Create a “Strength Bookmark” Practice
You don’t need to rely on memory alone.
In fact, it’s better not to.
Set up a system that lets you track your strengths in moments of clarity, so you can come back to them later.
You might call it:
*“Things I’ve Survived” list
*“Strength Snapshots” journal
*“Evidence of Me Being a Badass” folder
Or simply: “Who I Am (When I Remember)”
Ideas for what to capture:
- A decision you made that aligned with your values
- A conversation where you held a boundary
- A time you made someone feel safe or seen
- A moment you kept going, even when it was hard
- A creative idea you followed through on
- A past version of you you’re proud of
This can live in your planner, your Notes app, a jar, a wall, a private Instagram archive—whatever works for your brain.
Make it visible.
Accessible.
Yours.
Because when the spiral returns, it’s not your job to remember everything.
It’s your job to design for the forgetting.
Reclaiming Self-Trust as a Gentle Practice
Most people think self-trust comes from confidence.
But for neurodivergent minds, it often comes from evidence. Repeated. Reaffirmed. Reclaimed.
You may not always feel like someone strong or consistent.
But you have been.
And you will be again.
Even in your lowest identity spiral moments, you’ve likely shown:
- Courage through overwhelm
- Adaptability under pressure
- Creativity when cornered
- Empathy in the face of misunderstanding
- Resourcefulness when unsupported
That’s strength.
That’s you.
You don’t have to “figure out” who you are in one go.
You don’t have to believe in yourself fully to begin collecting proof.
You just need to start noticing—again and again—the parts of you that show up, even in the fog.
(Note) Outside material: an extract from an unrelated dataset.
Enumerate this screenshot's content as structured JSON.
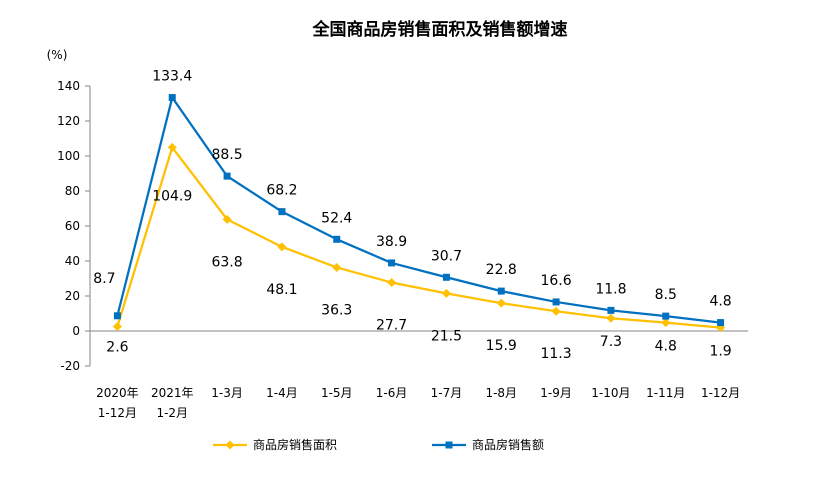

And when they feel far away?
Reach for the bookmarks.
Revisit the evidence.
Remember the spark.
Your story isn’t broken.
It’s still unfolding.
You Are Not Starting from Scratch in an Identity Spiral
In the middle of an identity spiral, everything can feel unfamiliar—even yourself.
But here’s the truth:
You are not starting over.
You are returning to yourself—with more awareness, more wisdom, and more tools than you had before.
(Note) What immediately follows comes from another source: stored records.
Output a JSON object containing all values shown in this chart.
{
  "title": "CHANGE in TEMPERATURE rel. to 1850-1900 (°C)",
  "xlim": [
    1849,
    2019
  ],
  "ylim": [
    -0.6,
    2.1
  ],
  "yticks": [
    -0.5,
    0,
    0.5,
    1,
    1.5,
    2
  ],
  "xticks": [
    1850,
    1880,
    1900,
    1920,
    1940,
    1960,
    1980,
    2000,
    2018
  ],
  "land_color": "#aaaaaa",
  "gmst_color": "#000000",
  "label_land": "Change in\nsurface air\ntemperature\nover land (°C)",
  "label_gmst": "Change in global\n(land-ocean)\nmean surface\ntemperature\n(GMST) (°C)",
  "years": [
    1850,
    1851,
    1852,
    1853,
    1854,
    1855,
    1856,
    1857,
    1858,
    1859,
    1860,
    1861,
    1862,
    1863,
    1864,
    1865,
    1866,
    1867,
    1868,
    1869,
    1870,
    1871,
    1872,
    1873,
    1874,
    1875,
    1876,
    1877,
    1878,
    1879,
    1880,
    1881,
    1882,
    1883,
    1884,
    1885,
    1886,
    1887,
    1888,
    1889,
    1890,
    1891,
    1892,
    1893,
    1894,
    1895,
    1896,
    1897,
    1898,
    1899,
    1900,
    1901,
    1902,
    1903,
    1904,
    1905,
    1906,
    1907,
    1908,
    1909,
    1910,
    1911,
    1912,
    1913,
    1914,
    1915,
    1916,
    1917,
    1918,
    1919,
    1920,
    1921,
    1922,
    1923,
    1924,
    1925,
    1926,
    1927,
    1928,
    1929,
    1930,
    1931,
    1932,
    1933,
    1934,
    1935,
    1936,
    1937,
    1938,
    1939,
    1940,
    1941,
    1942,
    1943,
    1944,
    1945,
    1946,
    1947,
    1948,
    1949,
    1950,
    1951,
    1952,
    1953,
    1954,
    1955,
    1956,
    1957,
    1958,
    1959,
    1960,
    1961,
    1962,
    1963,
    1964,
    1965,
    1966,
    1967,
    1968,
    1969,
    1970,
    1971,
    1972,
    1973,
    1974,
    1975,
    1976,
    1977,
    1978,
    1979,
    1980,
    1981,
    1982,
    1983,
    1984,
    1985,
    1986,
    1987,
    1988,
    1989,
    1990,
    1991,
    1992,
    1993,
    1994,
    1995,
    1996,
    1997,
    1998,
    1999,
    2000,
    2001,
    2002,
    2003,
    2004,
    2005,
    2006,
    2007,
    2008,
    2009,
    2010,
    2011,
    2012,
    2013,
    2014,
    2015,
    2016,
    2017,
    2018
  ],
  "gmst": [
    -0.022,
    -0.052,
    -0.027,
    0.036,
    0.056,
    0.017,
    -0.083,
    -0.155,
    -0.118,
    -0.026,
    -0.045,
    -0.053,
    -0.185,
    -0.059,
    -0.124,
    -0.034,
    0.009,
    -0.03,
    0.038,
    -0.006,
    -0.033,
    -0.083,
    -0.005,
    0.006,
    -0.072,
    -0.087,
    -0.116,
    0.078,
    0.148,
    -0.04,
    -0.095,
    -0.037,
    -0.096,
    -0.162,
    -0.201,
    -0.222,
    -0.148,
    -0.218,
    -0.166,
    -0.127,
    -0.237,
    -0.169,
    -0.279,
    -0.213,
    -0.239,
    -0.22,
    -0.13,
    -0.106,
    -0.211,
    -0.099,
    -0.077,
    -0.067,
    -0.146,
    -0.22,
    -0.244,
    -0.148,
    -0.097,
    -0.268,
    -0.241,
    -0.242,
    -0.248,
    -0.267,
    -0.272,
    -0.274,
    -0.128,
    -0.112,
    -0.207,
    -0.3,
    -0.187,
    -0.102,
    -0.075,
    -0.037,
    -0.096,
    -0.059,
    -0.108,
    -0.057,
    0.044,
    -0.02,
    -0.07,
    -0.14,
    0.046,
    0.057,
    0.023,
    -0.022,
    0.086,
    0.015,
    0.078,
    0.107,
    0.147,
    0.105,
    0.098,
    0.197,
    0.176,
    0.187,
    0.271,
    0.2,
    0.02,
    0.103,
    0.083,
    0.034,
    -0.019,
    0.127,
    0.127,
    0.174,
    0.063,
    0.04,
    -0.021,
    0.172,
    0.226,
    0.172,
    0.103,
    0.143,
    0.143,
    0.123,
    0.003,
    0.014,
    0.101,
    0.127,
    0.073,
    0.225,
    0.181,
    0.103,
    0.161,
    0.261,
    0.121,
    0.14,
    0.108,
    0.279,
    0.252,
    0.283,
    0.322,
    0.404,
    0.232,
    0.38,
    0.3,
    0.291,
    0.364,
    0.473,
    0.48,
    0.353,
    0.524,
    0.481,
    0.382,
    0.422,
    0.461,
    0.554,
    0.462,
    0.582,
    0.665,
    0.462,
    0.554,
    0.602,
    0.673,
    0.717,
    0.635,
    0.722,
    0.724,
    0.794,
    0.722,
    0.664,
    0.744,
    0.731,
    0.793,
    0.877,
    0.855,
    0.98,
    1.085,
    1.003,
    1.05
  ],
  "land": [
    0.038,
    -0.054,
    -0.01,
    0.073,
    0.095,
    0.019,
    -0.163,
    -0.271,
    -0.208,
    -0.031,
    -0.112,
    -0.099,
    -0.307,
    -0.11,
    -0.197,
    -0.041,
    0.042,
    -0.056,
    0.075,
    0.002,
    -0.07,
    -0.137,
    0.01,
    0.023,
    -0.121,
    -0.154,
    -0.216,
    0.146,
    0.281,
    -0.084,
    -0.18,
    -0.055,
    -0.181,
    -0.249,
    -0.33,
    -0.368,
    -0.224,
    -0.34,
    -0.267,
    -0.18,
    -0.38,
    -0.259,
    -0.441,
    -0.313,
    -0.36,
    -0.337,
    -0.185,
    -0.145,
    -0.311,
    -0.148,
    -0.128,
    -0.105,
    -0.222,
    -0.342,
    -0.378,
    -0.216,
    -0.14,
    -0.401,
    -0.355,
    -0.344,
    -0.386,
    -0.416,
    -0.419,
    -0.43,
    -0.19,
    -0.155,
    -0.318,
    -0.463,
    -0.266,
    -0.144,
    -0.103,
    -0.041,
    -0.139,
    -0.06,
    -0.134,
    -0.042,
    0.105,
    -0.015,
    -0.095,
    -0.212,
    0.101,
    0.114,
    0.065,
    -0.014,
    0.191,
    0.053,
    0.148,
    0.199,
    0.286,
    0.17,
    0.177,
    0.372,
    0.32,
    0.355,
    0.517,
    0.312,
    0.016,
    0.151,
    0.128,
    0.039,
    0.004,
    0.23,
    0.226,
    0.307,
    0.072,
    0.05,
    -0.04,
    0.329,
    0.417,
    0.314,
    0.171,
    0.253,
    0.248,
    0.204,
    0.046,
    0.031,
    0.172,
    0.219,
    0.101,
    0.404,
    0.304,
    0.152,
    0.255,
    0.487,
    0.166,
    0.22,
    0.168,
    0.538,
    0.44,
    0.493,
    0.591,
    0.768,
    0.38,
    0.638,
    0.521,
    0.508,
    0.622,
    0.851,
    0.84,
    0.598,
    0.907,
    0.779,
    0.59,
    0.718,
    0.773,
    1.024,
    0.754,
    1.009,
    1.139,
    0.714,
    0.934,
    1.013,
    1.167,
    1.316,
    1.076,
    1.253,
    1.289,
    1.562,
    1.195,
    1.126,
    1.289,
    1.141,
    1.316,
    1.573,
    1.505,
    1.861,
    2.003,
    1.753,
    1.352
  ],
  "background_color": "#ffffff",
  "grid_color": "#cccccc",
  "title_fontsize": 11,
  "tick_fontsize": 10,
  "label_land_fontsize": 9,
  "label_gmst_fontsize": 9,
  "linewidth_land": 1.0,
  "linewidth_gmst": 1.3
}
Your strengths didn’t disappear.
They’re just harder to access right now.
And that doesn’t make them any less real.
This moment—however messy, however uncertain—is not the end of the story.
It’s an invitation to begin again from within.
Not with pressure.
Not with perfection.
But with one gentle question:
“What part of me do I want to remember today?”
Let it be small. Let it be real. Let it be enough.
Try This: Strength Bookmark Prompt Worksheet
Or take 5 minutes to answer one of the following:
- “What’s something I’ve gotten through that I wasn’t sure I could?”
- “When did I last feel proud of myself—even a little?”
- “What’s one strength someone else has seen in me that I often forget?”
Write it down. Save it somewhere visible.
You’re building a bridge back to yourself—one remembered truth at a time.